By Nicole Ostrow
Certain types of alcohol use after age 65 may affect memory and thinking, according to two studies that raise new questions about earlier research that suggested drinking may stymie cognitive decline.
People 65 and older who regularly consumed four or more alcoholic beverages at a time, a situation described in the study as binge-drinking, were more likely to have the highest drop-off in brain function and the most memory decline, according to one result. A second study reported that women who indulged heavily early in life or were moderate drinkers after 65 were more likely to have cognitive impairment.
Drinking alcohol had been thought to reduce the risk of cognitive decline in some older people, the Alzheimer’s Association said in a statement.

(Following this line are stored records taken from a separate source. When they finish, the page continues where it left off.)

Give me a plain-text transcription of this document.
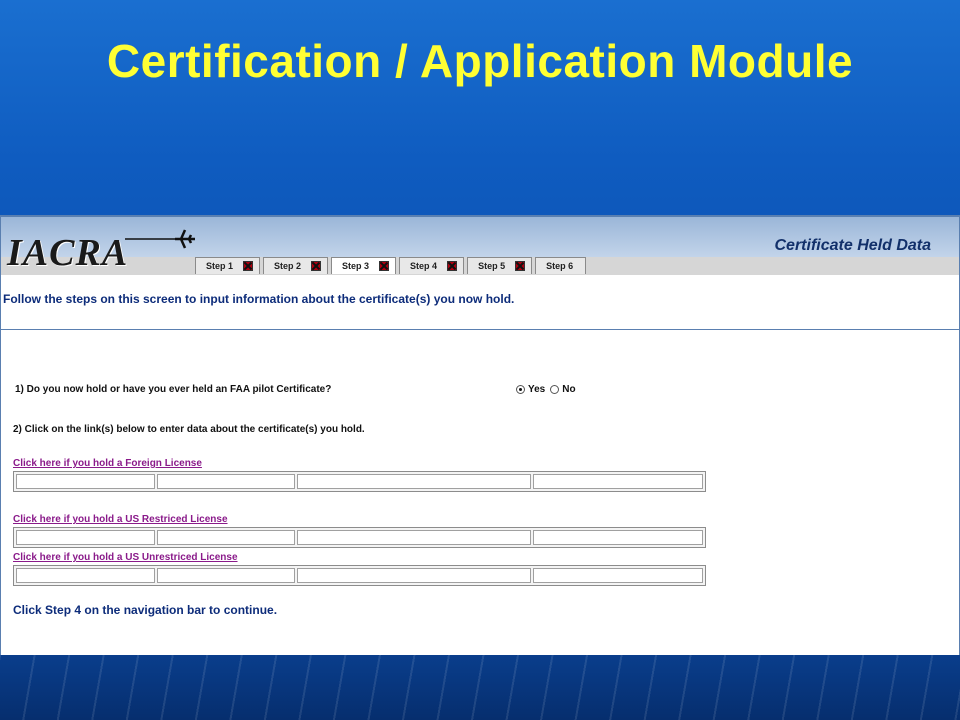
Certification / Application Module
IACRA	Certificate Held Data
Step 1	Step 2	Step 3	Step 4	Step 5	Step 6
Follow the steps on this screen to input information about the certificate(s) you now hold.
1) Do you now hold or have you ever held an FAA pilot Certificate?	Yes No
2) Click on the link(s) below to enter data about the certificate(s) you hold.
Click here if you hold a Foreign License
Click here if you hold a US Restriced License
Click here if you hold a US Unrestriced License
Click Step 4 on the navigation bar to continue.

Today’s reports, presented at the Alzheimer’s Association International Conference in Vancouver, suggest more research is needed.
“It’s clear that the pattern of drinking is important, that increasing alcohol consumption even to moderate levels may not be a good idea, and that there is a lot we don’t know about this topic,” said Iain Lang, lead author of the binge-drinking study and a senior lecturer in public health at the University of Exeter’s Peninsula College of Medicine and Dentistry in the U.K. “Older adults should be cautious.”
New research should be done to look at the effects of alcohol consumption, including how binge drinking at younger ages may affect people later in life, Lang wrote in an e-mail.